As stated in many other of these comparison threads I prefer the Stihl chain, to me prolly has a higher rockwell hardness, thicker chrome and as a result holds an edge longer, as stated by the other poster, it results in less filings and we get longer chain life. I have to spend 1700-2000.00 a year on chain and want all the life I can get. Oregon is a good chain, I think it runs a little smoother, it seems softer, I feel like I can get the oregon a little sharper, but don't feel like it holds an edge like the Stihl. You can run the Stihl chain on your 555 just fine, when I owned my 346 I ran Stihl chain on it all the time.
If your a casual woodcutter, don't discount the Woodland Pro sold by Baileys, I prolly like it better than the Oregon for the money, Baileys has a excellent cross reference chart. For the money it is a great value, made by Carlton in the US. 
Main thing is to get rid of any of the safety "anti-kick back" chain. Try you some Stihl RSC full chisel, or RMC semi chisel if your cutting in dirty conditions, the Oregon lpx is also a good chain, the woodland pro full chisel has given excellent results as well. Enjoy the 555, be safe.


----------



## sawfun9 (Dec 7, 2011)

For Stihl chain I like RSC for clean wood, for dirty wood RMC. With Oregon I go with LGX and for skip JGX. I don't like the bumpers on LPX or the .325 BPX. The Woodland Pro is good chain as well.


----------



## jeeptj19992001 (Dec 7, 2011)

it all depends on what i can afford, and stihl i can not afford....woodland rocks


----------



## sunfish (Dec 7, 2011)

I run Oregon, Stihl and Woodland. All three make good chain. The wood doesn't seem to notice either...


----------



## Log Hogger (Dec 7, 2011)

All the major brands are good. Stihl chain seems to hold an edge the best, but it's expensive and it holds up to filing better too, so you spend more on files. If I were going to run Stihl chain I would just buy enough loops so that I could swap them out in the field and bench grind them later. 

My personal preference is Oregon chain because it seems smoother to me, so I can cut longer without setting off my carpal tunnel. It's also much easier to file with Husqvarna's roller guides. 

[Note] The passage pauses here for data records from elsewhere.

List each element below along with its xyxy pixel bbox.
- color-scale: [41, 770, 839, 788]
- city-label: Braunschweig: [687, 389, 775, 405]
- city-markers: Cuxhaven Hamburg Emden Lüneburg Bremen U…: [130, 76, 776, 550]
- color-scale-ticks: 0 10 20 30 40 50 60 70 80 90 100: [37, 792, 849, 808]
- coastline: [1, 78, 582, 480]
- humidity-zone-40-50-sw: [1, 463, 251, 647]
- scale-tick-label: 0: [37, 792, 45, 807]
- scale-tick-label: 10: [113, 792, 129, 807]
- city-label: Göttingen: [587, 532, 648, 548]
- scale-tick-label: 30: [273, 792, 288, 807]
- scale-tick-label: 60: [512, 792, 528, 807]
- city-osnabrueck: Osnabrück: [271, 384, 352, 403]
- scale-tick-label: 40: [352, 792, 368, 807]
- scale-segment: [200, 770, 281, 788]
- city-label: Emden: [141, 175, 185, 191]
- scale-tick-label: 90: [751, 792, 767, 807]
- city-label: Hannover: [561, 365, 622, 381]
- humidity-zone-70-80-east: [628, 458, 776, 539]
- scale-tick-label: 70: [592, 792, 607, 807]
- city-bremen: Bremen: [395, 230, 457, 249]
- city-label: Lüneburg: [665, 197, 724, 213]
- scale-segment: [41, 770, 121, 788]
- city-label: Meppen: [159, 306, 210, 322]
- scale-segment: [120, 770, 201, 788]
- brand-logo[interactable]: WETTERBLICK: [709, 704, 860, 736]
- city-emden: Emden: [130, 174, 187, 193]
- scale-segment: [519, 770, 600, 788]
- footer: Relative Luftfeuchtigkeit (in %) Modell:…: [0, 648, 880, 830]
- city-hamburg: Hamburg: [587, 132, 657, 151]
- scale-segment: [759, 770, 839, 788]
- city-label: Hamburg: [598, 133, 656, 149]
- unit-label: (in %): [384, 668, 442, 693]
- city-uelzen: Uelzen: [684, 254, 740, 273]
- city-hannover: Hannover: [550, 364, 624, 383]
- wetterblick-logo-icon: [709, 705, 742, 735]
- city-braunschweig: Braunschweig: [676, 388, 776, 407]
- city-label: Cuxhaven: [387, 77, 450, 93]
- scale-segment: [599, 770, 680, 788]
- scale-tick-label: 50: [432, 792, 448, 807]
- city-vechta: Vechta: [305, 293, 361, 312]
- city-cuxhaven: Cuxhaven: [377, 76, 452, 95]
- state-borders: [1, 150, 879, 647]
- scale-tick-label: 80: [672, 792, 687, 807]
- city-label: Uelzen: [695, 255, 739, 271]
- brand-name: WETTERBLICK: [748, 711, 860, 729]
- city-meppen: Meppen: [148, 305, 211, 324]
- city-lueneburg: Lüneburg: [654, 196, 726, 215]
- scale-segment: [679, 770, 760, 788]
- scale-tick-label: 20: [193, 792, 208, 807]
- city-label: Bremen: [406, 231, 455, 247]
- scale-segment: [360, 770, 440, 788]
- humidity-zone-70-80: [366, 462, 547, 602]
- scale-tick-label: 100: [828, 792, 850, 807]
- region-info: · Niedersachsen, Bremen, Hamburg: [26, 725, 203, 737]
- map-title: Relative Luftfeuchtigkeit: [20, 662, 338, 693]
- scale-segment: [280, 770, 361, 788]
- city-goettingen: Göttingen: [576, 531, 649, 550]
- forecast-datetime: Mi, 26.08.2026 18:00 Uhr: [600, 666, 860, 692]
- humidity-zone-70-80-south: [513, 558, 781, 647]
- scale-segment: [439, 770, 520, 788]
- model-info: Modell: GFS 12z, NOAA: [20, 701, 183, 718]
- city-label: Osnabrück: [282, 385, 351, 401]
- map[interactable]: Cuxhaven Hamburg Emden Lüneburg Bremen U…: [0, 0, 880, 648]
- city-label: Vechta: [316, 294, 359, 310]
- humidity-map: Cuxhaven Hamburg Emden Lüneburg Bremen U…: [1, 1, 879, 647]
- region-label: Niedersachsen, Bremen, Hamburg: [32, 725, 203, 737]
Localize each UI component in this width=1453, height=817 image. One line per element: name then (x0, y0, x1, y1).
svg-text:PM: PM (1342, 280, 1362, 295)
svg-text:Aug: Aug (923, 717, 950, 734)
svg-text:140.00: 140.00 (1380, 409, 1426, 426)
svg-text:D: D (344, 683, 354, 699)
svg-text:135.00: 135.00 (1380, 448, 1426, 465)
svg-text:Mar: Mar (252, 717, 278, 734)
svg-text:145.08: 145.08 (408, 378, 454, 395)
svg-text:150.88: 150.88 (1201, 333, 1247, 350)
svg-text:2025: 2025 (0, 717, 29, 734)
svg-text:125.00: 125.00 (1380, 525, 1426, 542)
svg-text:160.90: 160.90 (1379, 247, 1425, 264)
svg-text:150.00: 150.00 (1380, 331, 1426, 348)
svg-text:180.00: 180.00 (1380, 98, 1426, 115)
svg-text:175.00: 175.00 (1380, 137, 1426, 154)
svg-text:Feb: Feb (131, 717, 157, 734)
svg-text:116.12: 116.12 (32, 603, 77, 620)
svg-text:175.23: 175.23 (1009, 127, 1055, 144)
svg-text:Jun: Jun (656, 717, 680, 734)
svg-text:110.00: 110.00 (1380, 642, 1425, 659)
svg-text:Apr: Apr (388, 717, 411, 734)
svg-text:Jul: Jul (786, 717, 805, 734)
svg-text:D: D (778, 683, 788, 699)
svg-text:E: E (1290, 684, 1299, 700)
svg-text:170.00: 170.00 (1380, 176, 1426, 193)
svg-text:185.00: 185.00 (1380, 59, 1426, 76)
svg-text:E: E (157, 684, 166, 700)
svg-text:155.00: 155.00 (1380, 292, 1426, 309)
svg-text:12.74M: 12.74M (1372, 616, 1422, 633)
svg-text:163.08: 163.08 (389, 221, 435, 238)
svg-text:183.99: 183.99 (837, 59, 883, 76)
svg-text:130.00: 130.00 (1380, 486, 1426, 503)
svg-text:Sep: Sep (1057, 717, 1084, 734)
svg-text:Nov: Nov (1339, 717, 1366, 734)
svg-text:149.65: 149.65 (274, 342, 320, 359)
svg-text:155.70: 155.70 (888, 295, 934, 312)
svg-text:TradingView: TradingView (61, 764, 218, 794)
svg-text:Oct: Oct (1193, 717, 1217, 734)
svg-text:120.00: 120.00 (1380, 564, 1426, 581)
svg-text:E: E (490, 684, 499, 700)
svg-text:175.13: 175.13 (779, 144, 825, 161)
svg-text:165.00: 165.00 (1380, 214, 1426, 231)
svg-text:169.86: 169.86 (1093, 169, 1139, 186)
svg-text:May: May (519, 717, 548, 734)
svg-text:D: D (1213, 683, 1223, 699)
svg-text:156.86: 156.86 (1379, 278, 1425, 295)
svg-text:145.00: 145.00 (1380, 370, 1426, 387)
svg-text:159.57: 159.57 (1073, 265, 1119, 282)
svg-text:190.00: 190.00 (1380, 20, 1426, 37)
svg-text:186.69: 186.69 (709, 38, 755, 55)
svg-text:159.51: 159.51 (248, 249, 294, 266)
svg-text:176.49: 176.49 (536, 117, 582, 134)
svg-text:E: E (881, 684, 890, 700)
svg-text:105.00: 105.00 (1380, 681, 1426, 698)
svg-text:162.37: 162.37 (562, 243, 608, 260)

If you're not sure which to try, I'd just buy a loop of each and try them out. Bailey's sells all the good brands so you can get them all in one order.


----------



## Somesawguy (Dec 7, 2011)

If you hand file, I would go with the Stihl chains since they seem to hold up very well. If you grind, then it probably won't matter that much, and you might as well go with whatever is cheaper. Most chains that I've had ground, don't last through too many heavy handed grinding sessions. :msp_sad:


----------



## MacLaren (Dec 7, 2011)

I like the Stihl chain a little better myself. Oregon seems easier to file, but I like the hardness of the Stihl chain I guess. Havent really used either of it enough to really know the real differences, but thats my 1st impressions I guess......


----------



## [email protected] (Dec 7, 2011)

Im gonna have to go with the Stihl chain. The metal on the teeth is alot harder and will hold a good sharpening longer. I use Oregon chains for cutting stumps, its alot cheaper than the Stihl.


----------



## StihlyinEly (Dec 7, 2011)

You know, I don't doubt the Stihl chain is all that and a bag of chips. It's what I use 80 percent of the time. But I've cut with a lot of Oregon over the years, and I got a big batch of 16 inch loops of Woodland Pro awhile back. I use the 16 inch on my 026, which I use really, really often. It wears Stihl a lot, too. I honestly notice so little difference in performance/edge longevity/sharpening ease that what little differences I THINK I see I write off to all these comments influencing me that Stihl chain is the best.

In other words, I cut with what I have. All three mentioned here cut really, really well. I'm no casual cutter, though I don't put in the time day in and day out that some of the loggers and commercial firewood cutters on this forum do. I guess my point is that the advantages/disadvantages of one chain brand over another are small.


----------



## ancy (Dec 7, 2011)

If you don't use the hell out of your saws you'll never know the difference, if you do you should know already!


----------



## mdavlee (Dec 7, 2011)

One of the stihl dealers close to home sold oregon as most people wouldn't buy the stihl since it cost double the oregon then. I've used mainly oregon for 10 years with some years using 100-150 gallons of saw gas. I want to get some more carlton to try and see if it's a happy medium with price. The lasting difference isn't enough for me to notice. I touch up a chain every other tank usually so both get it at the same time.


----------



## johnfawn2000 (Dec 8, 2011)

maclaren said:


> i like the stihl chain a little better myself. Oregon seems easier to file, but i like the hardness of the stihl chain i guess. Havent really used either of it enough to really know the real differences, but thats my 1st impressions i guess......


maclaren,guess what i 4got 2 call you, million pardons,excuse time,i have the cruds from work not feel n very well


----------